South Africa has taken strict action

Sumatran rhinos and Asia-Javan rhinos are on the brink of extinction and have been classified as critically endangered. As a result, South Africa has taken strict measures to ensure the species is protected in the country. The loss of rhinos to poaching in the stronghold of Kruger National Park fell from 504 in 2017 to 421 in 2018. There were increased efforts to bring the situation under control with 229 alleged poachers arrested either inside or near Kruger National Park which is 40 more than were arrested in 2017.

WWF says crisis is far from over

Despite the decline in rhino poaching, the number of elephants that were lost to poachers in Kruger rose to 71 in 2018. Whilst the drop in number of rhino killings is positive, WWF says the crisis for the species is far from over and it is very important to think about the number of live rhinos remaining as well as the number lost from poaching. Another concern is that the level of poaching in states that serve as home to rhinos across the region remain high.

Corruption remains a major issue

Whilst there were some major arrests and successful convictions last year the problem of bail being granted frequently to those who are members of criminal syndicates that traffic in rhino horns is a serious problem. It is not just a question of arresting the poachers, the corruption that allows them to operate needs to be targeted and there needs to be more effective international cooperation to investigate these syndicates who operate in Asia in order to deal with the entire criminal supply chain.

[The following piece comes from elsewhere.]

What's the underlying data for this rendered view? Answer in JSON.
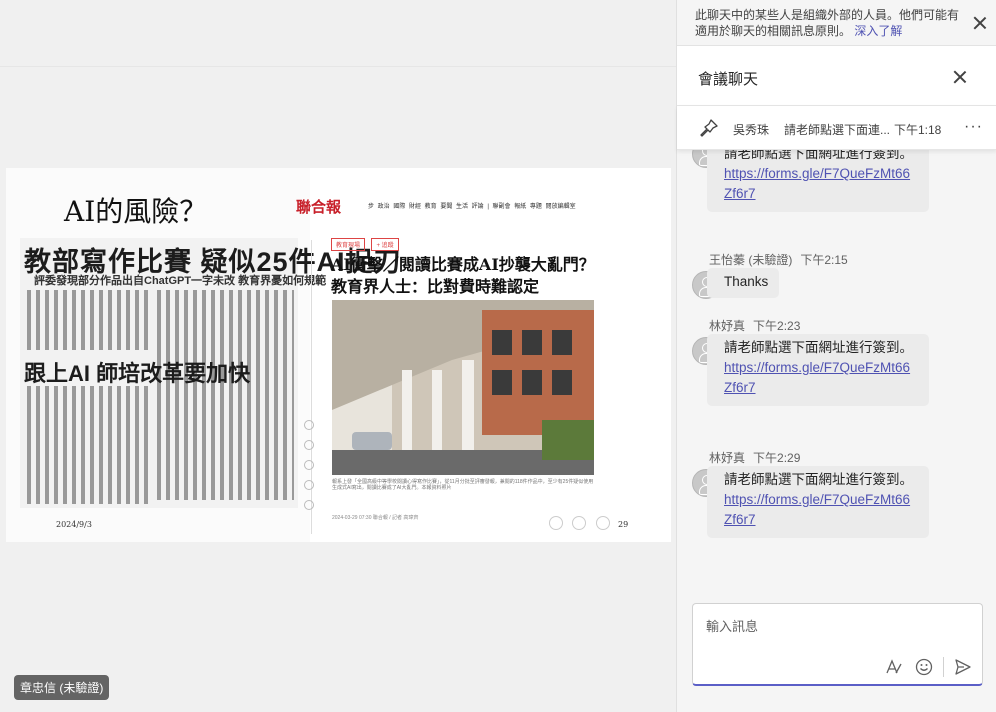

Status of the species continues to be a concern

Dr Jo Shaw a rhino researcher for WWF says that whilst it is good news that there were fewer poaching related rhino deaths in South Africa last years and the authorities should receive credit for their hard work and commitment, the over all status of the species continues to be a concern. Dr Shaw says there needs to be greater resolve to address the structural challenges for rhinos across the region. Another WWF spokesperson adds corruption is a major challenge and in order to deal with it, we need to understand what attracts individuals towards wildlife crime.